Plus de quarante (40) députés européens ont adressé une lettre à Josep Borrell Fontelles, Haut représentant de l'UE pour les affaires étrangères et la politique de sécurité et Vice-président de la Commission européenne, pour exiger des sanctions contre le magnat israélien Dan Gertler, accusé de corruption et de blanchiment d'argent.
Ce groupe des députés européens estime que la corruption en République démocratique du Congo est toujours bien vivante et entraîne dans son sillage la violence, l'impunité et les violations des droits de l'homme. Ils regrettent que l'UE tarde à agir contre Gertler qui aurait amassé une fortune grâce à la corruption et l'opacité dans ses opérations minières et pétrolières.
"Entre 2007 et 2020, l'Union européenne (UE) et ses États membres ont fourni pas moins de 11,6 milliards d'euros d'aide à la RDC, faisant du pays le cinquième bénéficiaire de l'aide de l'UE dans le monde. L'UE, en tant que donateur majeur de la RDC, a donc un rôle crucial à jouer pour encourager une gouvernance transparente du pays tout en veillant à ce que des fonds corrompus n'entrent pas sur le marché européen.Pourtant, l'UE tarde à agir contre Dan Gertler, un ami proche de l'ancien président de la RDC, Joseph Kabila. Le magnat israélien aurait amassé une fortune grâce à des opérations minières et pétrolières opaques et corrompues", renseigne la lettre des députés européens.
A en croire ce groupe des députés, Dan Gertler aurait fait perdre à la RDC au moins 1,4 milliard USD de revenus entre 2010 et 2012 grâce à ses sociétés offshore. De l'argent qui aurait pu être alloué à la santé et à l'éducation en RDC.

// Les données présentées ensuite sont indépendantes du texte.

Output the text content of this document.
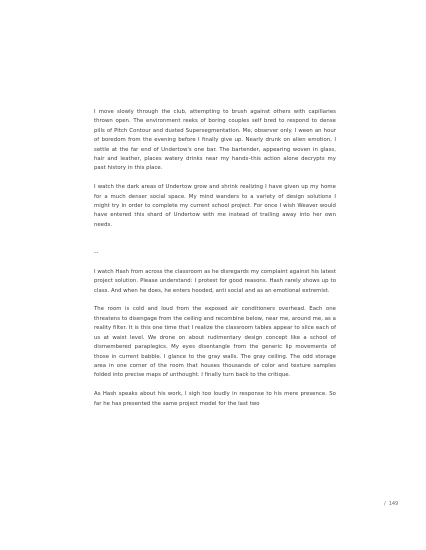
I move slowly through the club, attempting to brush against others with capillaries thrown open. The environment reeks of boring couples self bred to respond to dense pills of Pitch Contour and dusted Supersegmentation. Me, observer only. I ween an hour of boredom from the evening before I finally give up. Nearly drunk on alien emotion, I settle at the far end of Undertow's one bar. The bartender, appearing woven in glass, hair and leather, places watery drinks near my hands–this action alone decrypts my past history in this place.

I watch the dark areas of Undertow grow and shrink realizing I have given up my home for a much denser social space. My mind wanders to a variety of design solutions I might try in order to complete my current school project. For once I wish Weaver would have entered this shard of Undertow with me instead of trailing away into her own needs.

--

I watch Hash from across the classroom as he disregards my complaint against his latest project solution. Please understand: I protest for good reasons. Hash rarely shows up to class. And when he does, he enters hooded, anti social and as an emotional extremist.

The room is cold and loud from the exposed air conditioners overhead. Each one threatens to disengage from the ceiling and recombine below, near me, around me, as a reality filter. It is this one time that I realize the classroom tables appear to slice each of us at waist level. We drone on about rudimentary design concept like a school of dismembered paraplegics. My eyes disentangle from the generic lip movements of those in current babble. I glance to the gray walls. The gray ceiling. The odd storage area in one corner of the room that houses thousands of color and texture samples folded into precise maps of unthought. I finally turn back to the critique.

As Hash speaks about his work, I sigh too loudly in response to his mere presence. So far he has presented the same project model for the last two

/ 149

"Entre 2010 et 2012, la RDC aurait perdu au moins 1,4 milliard de dollars de revenus en raison de la sous-évaluation des actifs miniers et pétroliers vendus à des sociétés offshore liées à Gertler. À l'époque, cette somme représentait le double des dépenses nationales allouées à la santé et à l'éducation, soit environ 20% du budget national annuel", résonne ladite lettre.
Ces députés européens rappellent à Josep Borrell qu'en 2017, le département américain du Trésor a infligé des sanctions à Dan Gertler pour ses activités frauduleuses en RDC, visant à mettre fin à une décennie d'activités opaques et à siphonner les revenus étrangers. Mais Dan Gertler semble avoir réussi à contourner ces sanctions en percevant ses revenus miniers en euros plutôt qu'en dollars américains, mais aussi en incorporant au moins une de ses holdings dans un État membre de l'UE.
De ce fait, ils invitent le Haut représentant de l'UE à renforcer des mesures européennes prises à l'encontre de Gertler pour ne pas que l'UE devienne un refuge sûr pour les fonds corrompus.
"Le cas de Dan Gertler est emblématique, car il montre comment l’UE devient, de facto, un refuge sûr pour les fonds corrompus et montre l’urgence de renforcer les mesures européennes prises à l’encontre de ces personnes. Il est impératif que l'UE veille à ce que ses institutions ainsi que la monnaie commune n'autorisent pas les crimes économiques qui nuisent à la RDC, en facilitant ou en contribuant à des transactions qui bénéficient à Dan Gertler et à ses associés. Les États-Unis et le Canada ont déjà incorporé la corruption dans leurs régimes de sanctions, tandis que le Royaume-Uni s'est engagé à le faire. Nous savons que les sanctions sont plus efficaces lorsqu'elles sont multilatérales. Nous pensons donc qu'il est important de mettre en place un régime de sanctions européen basé sur le même modèle afin que l'UE ne devienne pas un refuge sûr pour les acteurs corrompus", ont écrit ces députés.
Rappelons également qu'un groupe des sénateurs américains ont demandé à Janet Yellen, la secrétaire au Trésor américain d’ouvrir une enquête sur les motifs pour lesquels la licence d’une année permettant à Dan Gertler d’opérer des transactions en dollars, lui a été octroyée. Dans une lettre adressée à Janet Yellen, le 1er février 2021, ce groupe des Sénateurs américains exhorte également le Trésor américain à annuler immédiatement et publiquement la licence octroyée à Dan Gertler qui, à les en croire, viole l’esprit et la lettre de la loi Magnitski.